Она не дышала от этой нежности, ей было невероятно хорошо и уютно. Под спиной не лавочка и не стена кафешки, а кровать, нагретая телом простынь, не нужно ничего бояться, не нужно торопиться, а Егор Иванович не пьян. Он зол, да, но трезв и чётко понимает, что перед ним его ненавистная студентка, “звезда” которую проще убить, чем чему-то научить.
Когда его рука нервно, но очень осторожно ккоснулась её плеча, прониклапод спину, сжала тонкую ткань майки, Веронике не стало страшно, потому что губы оставались неизменно осторожны. Это так сладко, медово, что хочется вечность не заходить дальше, а растворяться в происходящем, и когда поцелуй закончился на тягучей приторной ноте — она застонала.
От разочарования и мгновенного приступа лихорадки, стало холодно и пусто.— Дура, Соболева, — прошептал Егор, осматривая её лицо, будто врач перед перевязкой. — Дура… слабоумная, отважная дура. Больно?
Он склонился и поцеловал её висок, совсем рядом с раной, а потом на него подул.
— Больно, — честно ответила Роня, подставляя его губам лоб, щёку, подбородок. И он послушно целовал.
— Соболева?
— Что?
— Ты мне сообщение писала? Только честно.
— Нет.
— Отлично. Отлично… — дважды кивнул он, снова прижавшись к её губам. — Целоваться больно?
— Не знаю, не пробовала. А мы будем?
— Ещё как. Иначе зачем ты тут спишь? — он просто недоумевал, глядя на Веронику, или хорошо изображал недоумение.
— Имейте ввиду! — строго начала она. — Я не хочу от вас…
— Чего не хочешь? Ребёнка? Взаимности? Денег? Зачётов? А я тебе что-то обещаю? Замолчи уже, и получай удовольствие, как взрослый человек. Если есть вопросы — задай их сразу. Я сейчас хочу с тобой целоваться, обниматься, радоваться, что ты не подохла под лавочкой и всё такое. Есть вопросы?
Вероника будто взглянула в лицо своим страхам в этот момент. Он тут… рядом и хочет целоваться.
И если бы могла отказать — наверное бы отказала. Но даже много позже, когда поняла что значили его слова, твердила себе, что всё-равно бы осталась, чтобы заново ту ночь пережить.
Он хотел целоваться. Обниматься.

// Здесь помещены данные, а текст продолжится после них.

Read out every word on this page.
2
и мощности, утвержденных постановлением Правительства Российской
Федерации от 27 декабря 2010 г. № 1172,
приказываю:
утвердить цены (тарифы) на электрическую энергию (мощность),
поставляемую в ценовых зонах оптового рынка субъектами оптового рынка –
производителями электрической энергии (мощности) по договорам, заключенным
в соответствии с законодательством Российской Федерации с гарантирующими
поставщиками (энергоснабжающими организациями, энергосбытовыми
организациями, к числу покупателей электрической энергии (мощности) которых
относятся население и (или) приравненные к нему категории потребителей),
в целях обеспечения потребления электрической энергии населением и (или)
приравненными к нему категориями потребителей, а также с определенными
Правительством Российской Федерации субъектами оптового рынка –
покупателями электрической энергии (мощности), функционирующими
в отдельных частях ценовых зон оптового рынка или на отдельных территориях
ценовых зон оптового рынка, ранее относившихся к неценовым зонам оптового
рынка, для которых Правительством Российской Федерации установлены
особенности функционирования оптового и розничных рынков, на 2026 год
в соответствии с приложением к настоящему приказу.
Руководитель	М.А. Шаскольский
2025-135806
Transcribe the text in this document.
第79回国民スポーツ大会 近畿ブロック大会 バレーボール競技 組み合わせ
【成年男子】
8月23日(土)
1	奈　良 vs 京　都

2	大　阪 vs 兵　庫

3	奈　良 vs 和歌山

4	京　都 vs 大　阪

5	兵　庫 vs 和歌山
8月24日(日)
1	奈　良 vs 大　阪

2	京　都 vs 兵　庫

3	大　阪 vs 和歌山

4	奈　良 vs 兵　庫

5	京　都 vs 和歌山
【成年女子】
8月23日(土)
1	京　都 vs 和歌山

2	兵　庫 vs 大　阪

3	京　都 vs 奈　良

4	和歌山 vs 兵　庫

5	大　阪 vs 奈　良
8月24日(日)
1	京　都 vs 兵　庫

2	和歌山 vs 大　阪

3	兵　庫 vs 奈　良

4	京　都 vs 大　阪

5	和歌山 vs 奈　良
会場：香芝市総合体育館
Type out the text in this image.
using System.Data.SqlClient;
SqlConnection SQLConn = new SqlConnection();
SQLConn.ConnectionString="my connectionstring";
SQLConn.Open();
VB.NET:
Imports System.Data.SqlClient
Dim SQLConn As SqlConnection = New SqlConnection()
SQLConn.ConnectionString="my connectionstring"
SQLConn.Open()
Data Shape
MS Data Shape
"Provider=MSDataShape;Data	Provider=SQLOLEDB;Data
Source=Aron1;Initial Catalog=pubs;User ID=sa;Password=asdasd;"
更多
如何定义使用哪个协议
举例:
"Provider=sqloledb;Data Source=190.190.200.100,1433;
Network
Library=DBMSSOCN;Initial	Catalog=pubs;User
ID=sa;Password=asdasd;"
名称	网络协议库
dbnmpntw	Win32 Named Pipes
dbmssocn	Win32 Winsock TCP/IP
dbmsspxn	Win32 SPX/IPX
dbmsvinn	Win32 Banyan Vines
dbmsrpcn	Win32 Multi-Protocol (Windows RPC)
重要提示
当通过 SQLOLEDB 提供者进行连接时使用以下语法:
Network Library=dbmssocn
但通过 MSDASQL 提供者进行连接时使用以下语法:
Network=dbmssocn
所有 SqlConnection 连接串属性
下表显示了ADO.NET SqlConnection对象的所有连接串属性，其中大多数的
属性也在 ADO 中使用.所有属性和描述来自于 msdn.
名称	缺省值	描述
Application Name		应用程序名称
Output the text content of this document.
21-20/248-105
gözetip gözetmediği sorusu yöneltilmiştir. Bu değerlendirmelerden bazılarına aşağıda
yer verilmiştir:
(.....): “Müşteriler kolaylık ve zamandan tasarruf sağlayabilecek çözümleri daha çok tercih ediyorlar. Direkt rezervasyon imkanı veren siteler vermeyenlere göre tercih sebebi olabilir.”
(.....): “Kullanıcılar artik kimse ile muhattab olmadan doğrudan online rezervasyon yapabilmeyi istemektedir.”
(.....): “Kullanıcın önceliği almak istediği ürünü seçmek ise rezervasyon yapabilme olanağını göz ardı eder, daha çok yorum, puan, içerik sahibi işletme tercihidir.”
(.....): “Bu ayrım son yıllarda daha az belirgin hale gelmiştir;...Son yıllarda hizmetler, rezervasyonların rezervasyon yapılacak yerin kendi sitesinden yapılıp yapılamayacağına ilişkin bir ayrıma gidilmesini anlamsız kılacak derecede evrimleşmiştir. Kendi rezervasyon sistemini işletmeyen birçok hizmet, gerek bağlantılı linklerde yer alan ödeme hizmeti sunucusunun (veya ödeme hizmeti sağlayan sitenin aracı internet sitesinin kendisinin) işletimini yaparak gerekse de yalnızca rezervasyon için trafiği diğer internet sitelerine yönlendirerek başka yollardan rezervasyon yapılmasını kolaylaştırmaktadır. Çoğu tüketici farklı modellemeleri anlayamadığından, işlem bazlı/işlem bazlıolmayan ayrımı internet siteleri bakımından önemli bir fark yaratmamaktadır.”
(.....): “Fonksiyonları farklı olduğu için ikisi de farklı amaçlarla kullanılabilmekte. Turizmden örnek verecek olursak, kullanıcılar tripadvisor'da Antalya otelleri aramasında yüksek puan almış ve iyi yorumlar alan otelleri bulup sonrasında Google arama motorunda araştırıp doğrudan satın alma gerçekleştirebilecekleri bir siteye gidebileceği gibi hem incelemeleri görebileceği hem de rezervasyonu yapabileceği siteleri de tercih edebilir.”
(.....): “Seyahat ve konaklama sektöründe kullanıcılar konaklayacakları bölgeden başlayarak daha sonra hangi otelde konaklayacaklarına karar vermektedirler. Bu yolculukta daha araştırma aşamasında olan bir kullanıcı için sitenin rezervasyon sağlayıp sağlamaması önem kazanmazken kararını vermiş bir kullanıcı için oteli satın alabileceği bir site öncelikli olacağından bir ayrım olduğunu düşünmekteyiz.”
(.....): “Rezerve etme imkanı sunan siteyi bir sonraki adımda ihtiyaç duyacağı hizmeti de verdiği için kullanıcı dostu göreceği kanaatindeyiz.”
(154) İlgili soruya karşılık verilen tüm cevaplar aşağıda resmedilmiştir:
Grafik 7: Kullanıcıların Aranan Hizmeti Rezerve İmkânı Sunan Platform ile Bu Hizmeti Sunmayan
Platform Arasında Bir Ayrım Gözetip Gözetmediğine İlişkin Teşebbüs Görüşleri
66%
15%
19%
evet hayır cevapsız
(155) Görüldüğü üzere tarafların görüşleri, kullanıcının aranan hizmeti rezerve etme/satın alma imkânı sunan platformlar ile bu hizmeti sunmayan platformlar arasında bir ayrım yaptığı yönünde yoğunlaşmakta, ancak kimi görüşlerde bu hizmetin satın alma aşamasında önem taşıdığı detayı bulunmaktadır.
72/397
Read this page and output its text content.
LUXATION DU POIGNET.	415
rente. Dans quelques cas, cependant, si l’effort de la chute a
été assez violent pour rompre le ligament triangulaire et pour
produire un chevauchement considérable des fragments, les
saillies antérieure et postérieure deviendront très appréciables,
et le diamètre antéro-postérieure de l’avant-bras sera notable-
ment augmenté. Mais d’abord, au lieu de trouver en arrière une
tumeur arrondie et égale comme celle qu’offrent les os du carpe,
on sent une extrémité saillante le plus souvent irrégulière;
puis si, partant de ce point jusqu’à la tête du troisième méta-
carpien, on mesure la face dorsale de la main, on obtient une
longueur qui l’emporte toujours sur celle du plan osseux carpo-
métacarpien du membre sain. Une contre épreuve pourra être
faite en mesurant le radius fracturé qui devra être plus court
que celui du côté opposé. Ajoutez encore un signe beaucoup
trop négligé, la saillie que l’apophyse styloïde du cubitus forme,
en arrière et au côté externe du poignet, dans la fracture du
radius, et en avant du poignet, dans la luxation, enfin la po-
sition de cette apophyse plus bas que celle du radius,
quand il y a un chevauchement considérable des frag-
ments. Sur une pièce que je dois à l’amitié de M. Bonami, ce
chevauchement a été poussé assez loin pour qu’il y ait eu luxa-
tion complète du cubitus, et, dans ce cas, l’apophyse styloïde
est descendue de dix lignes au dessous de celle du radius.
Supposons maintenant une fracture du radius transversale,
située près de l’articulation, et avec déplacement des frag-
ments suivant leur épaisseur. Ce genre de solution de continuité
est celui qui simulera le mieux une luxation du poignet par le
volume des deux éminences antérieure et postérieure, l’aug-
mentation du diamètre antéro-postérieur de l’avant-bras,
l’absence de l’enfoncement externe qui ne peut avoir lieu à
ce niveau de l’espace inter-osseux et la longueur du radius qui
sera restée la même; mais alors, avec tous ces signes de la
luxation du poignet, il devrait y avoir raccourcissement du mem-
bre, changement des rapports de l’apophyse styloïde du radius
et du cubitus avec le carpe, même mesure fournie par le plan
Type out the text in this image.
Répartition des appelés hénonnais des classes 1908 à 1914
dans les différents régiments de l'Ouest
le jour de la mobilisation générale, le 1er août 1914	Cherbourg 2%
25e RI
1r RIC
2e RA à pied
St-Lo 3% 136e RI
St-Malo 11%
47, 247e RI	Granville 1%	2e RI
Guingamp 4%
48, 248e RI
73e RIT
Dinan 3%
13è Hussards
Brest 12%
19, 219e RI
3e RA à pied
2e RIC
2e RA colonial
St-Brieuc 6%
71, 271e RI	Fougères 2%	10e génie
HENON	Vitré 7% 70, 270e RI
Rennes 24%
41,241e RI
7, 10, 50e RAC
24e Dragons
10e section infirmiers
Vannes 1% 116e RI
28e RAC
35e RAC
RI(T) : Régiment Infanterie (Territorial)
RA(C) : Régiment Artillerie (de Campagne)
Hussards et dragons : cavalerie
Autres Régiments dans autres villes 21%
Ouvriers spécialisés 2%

Радоваться.
Она тоже
Примечание:
*Кто ж из них сказал ему,
Господину моему, —
Только выдали меня, проболталися.
И от страсти сам не свой,
Он отправился за мной,
А за ним — Беда с Молвой увязалися.
Он настиг меня, догнал,
Обнял, на руки поднял,
Рядом с ним в седле Беда ухмылялася…
Но остаться он не мог -
Был всего один денек,
А Беда на вечный срок задержалася.
«Я несла свою Беду…» — песня Владимира Высоцкого. Исполнялась Мариной Влади, Аллой Пугачёвой
=Самое главное — сказку не спугнуть*
— Не болтаю обычно, но тут мысль одна пришла…
— Говорите.
— Знаешь, на что это похоже?
— На что?
— Есть такая штука… когда ешь что-то с чем-то, и считаешь это идеальным сочетанием.
— М-м… как наггетсы и сырный соус!?
— Блин, именно! Ешь их и считаешь, что ну всё, блин. Это — лучшее, что есть. А потом приходишь домой и сырного соуса нет, или кто-то советует попробовать не с ним… И делаешь чесночный. Только не покупной, а просто домашний. И пробуешь, и понимаешь, что блин… был слеп! И что лучше этого просто нет ничего!